New Health Advisory Issued After Firefighting Foam Observed at Farmington River

A new advisory has been issued about firefighting foam that entered a brook and pond connected to the Farmington River after the B-17 crash at Bradley Airport on Wednesday.

The Department of Energy and Environmental Protection said the foam and other materials released into the environment were a result of the Oct. 2 plane crash.

DEEP said Thursday's rain could have caused the emergence of foam.

Foam surfaced at Watts Pond, an outflow of Rainbow Brook, and further downstream on the brook near Stevens Mill Road, according to a DEEP spokesperson.

Rainbow Brook flows south of Bradley Airport in Windsor Locks.

DEEP staff said they set up containment booms at these locations and used vacuum trucks to clean up the foam.

DEEP and other contractors will be at the scene this week to clean up and monitor the brook and pond for any more accumulation of foam.

Surface water samples have been collected from Rainbow Brook and the Farmington River and will be analyzed for PFAS and other chemicals associated with the incident.

Results are still expected to be released in the next week.

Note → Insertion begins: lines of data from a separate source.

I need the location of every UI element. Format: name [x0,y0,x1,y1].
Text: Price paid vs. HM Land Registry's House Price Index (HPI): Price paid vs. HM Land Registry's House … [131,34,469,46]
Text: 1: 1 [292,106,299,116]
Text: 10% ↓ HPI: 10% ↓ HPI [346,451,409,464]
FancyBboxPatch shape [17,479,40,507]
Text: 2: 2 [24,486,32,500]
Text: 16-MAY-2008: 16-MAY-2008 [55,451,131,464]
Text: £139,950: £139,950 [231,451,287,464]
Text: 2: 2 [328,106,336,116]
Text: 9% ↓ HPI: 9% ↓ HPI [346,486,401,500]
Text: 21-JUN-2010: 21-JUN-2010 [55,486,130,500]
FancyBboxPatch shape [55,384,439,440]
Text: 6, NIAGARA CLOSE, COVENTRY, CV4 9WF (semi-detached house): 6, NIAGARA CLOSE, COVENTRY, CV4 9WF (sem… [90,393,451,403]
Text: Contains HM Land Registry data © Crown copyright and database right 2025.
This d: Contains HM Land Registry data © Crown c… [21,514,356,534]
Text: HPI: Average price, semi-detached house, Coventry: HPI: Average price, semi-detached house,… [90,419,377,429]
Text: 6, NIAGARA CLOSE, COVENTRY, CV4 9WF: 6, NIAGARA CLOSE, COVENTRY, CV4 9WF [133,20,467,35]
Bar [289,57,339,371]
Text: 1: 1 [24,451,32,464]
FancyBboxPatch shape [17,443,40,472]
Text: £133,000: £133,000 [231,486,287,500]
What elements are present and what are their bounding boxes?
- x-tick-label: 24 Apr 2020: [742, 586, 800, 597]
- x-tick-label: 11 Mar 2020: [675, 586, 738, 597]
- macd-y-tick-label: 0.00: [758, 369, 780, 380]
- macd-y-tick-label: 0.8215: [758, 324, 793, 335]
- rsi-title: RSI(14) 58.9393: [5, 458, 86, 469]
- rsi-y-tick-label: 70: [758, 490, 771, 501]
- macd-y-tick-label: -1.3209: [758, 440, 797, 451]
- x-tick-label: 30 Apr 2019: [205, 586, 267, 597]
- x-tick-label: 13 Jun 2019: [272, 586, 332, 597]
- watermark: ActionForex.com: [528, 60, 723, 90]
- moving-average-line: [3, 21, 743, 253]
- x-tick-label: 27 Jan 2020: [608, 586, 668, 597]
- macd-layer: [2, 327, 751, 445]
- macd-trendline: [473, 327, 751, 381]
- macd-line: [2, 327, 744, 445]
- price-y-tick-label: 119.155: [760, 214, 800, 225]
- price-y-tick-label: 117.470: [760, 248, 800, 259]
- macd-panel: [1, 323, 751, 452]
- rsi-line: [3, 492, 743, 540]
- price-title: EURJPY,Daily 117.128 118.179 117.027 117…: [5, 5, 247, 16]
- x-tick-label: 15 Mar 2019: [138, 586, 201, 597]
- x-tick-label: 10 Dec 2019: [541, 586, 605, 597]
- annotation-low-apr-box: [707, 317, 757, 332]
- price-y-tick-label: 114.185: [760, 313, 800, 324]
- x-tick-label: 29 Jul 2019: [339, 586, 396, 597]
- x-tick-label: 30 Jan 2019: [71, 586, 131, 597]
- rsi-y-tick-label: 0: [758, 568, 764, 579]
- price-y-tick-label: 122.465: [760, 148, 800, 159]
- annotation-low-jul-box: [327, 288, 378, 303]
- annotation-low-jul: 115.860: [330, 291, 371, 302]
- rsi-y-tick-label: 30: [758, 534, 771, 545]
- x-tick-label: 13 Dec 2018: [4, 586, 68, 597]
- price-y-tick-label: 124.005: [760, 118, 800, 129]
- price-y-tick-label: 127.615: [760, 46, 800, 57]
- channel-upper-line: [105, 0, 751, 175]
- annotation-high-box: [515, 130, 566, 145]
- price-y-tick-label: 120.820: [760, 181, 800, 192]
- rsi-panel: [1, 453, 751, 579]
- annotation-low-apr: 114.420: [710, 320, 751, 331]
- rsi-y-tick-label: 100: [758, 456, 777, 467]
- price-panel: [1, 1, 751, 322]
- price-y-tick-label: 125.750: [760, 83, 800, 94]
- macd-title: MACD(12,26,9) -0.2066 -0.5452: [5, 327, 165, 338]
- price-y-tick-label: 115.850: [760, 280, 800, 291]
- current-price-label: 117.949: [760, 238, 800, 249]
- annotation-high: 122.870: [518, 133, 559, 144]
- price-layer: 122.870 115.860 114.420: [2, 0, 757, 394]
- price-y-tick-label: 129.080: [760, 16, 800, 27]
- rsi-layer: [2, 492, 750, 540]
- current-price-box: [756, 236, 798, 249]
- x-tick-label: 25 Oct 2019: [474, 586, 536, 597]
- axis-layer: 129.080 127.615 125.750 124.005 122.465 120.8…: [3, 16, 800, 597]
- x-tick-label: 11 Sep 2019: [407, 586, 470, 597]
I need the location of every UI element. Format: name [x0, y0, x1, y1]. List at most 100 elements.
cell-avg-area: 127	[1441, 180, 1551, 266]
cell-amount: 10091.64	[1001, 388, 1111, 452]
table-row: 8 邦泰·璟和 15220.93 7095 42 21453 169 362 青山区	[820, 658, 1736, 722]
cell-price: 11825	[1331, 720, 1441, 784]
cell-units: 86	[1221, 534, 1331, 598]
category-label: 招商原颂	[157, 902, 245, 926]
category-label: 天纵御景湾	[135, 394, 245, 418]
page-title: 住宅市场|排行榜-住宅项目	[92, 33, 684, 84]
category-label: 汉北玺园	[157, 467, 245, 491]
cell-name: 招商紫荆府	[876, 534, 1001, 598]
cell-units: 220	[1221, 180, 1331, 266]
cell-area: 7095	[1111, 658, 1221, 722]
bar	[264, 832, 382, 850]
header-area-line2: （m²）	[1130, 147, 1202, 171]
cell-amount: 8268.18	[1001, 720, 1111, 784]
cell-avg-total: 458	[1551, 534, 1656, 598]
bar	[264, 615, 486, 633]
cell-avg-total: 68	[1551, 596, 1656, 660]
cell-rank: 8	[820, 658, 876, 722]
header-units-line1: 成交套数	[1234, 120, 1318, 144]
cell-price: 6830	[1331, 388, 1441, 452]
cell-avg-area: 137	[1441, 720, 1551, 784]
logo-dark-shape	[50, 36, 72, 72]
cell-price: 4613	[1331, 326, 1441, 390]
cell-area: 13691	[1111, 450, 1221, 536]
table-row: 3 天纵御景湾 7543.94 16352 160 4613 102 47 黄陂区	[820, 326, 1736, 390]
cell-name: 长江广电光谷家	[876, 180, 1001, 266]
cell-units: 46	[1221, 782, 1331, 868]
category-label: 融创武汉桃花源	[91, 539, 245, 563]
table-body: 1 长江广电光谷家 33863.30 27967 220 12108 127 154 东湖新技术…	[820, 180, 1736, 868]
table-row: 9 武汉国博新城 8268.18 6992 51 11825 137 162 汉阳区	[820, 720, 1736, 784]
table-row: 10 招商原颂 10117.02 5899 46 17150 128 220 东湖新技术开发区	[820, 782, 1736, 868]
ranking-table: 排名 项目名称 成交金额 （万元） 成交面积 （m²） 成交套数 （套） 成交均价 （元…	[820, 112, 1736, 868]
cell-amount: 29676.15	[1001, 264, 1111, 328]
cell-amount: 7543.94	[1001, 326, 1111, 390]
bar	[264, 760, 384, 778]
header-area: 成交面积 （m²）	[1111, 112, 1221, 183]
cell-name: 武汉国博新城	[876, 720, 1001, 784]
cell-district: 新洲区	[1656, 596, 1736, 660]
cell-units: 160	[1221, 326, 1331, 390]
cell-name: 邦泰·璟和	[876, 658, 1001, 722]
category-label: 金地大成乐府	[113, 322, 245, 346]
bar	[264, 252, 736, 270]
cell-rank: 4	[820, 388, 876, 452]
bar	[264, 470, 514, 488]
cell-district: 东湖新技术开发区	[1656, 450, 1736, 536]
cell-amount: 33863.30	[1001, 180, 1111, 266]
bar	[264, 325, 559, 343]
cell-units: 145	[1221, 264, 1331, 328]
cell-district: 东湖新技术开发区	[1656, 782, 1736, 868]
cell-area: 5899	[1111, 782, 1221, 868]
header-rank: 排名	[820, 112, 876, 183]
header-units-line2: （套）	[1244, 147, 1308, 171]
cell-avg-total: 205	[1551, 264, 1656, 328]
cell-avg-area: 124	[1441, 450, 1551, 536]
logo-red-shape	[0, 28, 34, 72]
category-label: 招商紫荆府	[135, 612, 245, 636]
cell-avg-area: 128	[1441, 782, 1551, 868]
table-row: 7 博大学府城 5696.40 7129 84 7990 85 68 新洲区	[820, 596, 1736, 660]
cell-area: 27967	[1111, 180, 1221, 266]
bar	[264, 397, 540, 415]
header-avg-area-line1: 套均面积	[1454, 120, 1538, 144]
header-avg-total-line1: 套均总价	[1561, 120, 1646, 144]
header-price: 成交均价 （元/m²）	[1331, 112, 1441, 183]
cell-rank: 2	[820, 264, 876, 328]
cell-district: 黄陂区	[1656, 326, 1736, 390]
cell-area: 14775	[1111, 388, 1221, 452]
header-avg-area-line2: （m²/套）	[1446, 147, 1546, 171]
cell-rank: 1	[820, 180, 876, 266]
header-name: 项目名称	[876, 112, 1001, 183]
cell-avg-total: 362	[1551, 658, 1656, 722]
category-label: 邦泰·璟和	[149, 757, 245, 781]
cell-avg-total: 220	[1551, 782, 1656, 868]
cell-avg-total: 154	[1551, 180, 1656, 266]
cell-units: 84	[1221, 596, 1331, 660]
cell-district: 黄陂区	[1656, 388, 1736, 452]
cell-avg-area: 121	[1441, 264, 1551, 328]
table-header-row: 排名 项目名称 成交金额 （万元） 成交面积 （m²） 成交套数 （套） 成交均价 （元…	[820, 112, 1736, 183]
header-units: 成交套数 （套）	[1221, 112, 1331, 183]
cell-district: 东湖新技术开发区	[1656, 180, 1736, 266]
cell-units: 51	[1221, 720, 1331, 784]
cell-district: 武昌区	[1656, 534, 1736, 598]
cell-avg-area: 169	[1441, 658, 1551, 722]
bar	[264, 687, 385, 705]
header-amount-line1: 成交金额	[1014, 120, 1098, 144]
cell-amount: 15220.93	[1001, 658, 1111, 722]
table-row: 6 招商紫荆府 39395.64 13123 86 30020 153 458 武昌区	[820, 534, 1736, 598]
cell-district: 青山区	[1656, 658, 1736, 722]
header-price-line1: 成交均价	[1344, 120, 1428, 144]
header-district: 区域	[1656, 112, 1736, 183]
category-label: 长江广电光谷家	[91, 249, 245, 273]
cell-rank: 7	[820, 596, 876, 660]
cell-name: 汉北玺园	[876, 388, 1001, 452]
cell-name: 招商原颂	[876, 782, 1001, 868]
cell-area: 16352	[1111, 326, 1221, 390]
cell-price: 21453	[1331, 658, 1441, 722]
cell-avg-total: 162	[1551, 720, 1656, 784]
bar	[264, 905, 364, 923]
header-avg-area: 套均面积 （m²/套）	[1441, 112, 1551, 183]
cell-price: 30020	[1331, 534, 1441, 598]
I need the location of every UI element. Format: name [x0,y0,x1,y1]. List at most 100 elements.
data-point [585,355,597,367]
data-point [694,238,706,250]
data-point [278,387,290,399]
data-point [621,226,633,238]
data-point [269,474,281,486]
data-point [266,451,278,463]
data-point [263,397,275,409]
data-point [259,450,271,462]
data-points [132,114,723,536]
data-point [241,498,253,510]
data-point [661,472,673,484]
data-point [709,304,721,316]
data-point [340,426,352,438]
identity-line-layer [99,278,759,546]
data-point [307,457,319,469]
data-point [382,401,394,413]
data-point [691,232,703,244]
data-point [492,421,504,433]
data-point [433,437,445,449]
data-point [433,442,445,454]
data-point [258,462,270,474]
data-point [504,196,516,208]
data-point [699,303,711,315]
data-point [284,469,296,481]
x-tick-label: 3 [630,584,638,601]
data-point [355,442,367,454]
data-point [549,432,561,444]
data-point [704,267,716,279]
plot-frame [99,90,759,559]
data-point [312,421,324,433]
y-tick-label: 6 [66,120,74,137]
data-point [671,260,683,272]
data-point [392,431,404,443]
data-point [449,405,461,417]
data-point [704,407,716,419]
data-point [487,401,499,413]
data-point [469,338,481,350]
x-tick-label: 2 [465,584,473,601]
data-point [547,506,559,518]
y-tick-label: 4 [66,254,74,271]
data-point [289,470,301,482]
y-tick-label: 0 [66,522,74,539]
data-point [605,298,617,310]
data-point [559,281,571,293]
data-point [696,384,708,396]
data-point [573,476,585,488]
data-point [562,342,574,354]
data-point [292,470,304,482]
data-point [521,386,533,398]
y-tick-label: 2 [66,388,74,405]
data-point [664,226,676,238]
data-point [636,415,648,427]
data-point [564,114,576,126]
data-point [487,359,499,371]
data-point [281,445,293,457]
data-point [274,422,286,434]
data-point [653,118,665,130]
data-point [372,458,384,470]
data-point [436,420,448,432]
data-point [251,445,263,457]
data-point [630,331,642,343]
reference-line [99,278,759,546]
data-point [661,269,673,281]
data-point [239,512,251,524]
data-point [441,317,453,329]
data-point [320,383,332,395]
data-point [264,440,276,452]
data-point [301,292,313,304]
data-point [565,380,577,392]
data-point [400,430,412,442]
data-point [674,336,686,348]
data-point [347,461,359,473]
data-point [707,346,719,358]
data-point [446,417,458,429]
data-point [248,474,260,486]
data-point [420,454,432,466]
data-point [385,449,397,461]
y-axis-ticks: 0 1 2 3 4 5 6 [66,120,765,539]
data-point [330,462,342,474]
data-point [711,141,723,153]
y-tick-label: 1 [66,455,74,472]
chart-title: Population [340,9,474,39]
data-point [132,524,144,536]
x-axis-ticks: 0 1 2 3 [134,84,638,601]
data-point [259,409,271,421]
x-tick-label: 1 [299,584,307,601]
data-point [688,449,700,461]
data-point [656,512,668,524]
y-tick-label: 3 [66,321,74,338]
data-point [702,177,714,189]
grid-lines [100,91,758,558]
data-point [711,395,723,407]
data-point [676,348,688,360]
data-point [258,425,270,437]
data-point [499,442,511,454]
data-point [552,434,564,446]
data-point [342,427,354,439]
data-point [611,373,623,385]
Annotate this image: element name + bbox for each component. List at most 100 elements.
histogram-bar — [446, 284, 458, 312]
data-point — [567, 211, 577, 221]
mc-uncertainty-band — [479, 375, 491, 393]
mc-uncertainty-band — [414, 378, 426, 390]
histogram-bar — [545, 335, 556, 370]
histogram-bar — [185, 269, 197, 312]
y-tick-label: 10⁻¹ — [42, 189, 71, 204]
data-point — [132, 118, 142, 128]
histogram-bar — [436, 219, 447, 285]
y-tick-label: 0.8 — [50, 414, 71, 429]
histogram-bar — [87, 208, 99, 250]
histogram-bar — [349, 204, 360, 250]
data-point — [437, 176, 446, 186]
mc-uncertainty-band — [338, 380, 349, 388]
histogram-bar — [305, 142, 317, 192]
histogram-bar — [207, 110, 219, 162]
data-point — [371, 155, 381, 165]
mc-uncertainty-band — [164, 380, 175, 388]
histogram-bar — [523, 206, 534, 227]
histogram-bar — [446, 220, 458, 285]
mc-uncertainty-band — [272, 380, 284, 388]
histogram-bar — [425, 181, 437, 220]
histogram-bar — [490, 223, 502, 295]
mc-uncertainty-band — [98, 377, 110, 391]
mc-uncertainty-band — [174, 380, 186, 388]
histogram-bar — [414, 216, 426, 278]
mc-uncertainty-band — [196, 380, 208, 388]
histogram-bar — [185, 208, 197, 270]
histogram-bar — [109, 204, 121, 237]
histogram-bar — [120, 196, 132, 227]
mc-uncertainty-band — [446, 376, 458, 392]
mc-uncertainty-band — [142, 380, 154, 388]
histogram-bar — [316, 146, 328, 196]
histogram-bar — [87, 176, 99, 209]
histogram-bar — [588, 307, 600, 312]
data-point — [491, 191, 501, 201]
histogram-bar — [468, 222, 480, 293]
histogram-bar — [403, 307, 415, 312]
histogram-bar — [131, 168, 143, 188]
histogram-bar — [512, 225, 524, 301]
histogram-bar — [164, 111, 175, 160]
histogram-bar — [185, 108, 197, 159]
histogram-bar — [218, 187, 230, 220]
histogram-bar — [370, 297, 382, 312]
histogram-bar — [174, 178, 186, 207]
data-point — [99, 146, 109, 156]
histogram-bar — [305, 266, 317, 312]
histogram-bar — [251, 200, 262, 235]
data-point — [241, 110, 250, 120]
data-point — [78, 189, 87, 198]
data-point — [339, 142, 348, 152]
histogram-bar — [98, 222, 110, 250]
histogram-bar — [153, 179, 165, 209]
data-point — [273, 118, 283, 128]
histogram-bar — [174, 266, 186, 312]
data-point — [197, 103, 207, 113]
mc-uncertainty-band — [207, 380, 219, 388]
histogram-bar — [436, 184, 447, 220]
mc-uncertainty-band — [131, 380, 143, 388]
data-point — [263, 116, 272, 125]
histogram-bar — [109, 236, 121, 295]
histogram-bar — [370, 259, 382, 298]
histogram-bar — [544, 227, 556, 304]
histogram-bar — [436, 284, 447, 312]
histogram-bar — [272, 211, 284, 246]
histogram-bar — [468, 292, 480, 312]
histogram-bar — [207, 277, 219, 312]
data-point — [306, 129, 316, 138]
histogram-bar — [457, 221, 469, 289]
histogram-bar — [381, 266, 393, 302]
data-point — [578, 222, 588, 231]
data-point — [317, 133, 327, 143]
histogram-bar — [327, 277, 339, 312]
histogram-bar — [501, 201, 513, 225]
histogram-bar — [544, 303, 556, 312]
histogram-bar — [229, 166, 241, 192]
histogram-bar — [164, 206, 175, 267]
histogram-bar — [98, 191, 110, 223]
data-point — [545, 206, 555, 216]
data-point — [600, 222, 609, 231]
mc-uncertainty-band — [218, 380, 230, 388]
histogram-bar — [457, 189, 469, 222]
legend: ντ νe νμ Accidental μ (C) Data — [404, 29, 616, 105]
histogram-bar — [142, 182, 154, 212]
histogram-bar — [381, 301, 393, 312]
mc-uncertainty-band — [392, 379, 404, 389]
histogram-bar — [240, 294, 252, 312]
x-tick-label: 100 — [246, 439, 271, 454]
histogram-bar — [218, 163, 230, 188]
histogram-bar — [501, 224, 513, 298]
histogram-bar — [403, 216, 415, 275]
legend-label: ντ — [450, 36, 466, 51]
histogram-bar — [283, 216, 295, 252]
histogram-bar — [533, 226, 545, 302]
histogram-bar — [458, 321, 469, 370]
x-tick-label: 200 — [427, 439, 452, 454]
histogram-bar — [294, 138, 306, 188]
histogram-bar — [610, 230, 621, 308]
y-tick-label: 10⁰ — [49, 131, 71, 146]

There is still no observation of foam in the Metropolitan District's sanitary system, according to the Windsor Health Department.

Preliminary testing results detected elevated levels of PFAS chemicals in fish from the Farmington River.

PFAS is a group of thousands of man-made chemicals that are widely used in consumer products, including products ranging from nonstick cookware to waterproof clothing to carpets to food packaging materials. According to DEEP and the state Department of Public Health, PFAS have been linked to health risks ranging from developmental effects in fetuses and infants to certain forms of cancer.

DEEP advises the public not to come in contact with the foam and if they see any to report it.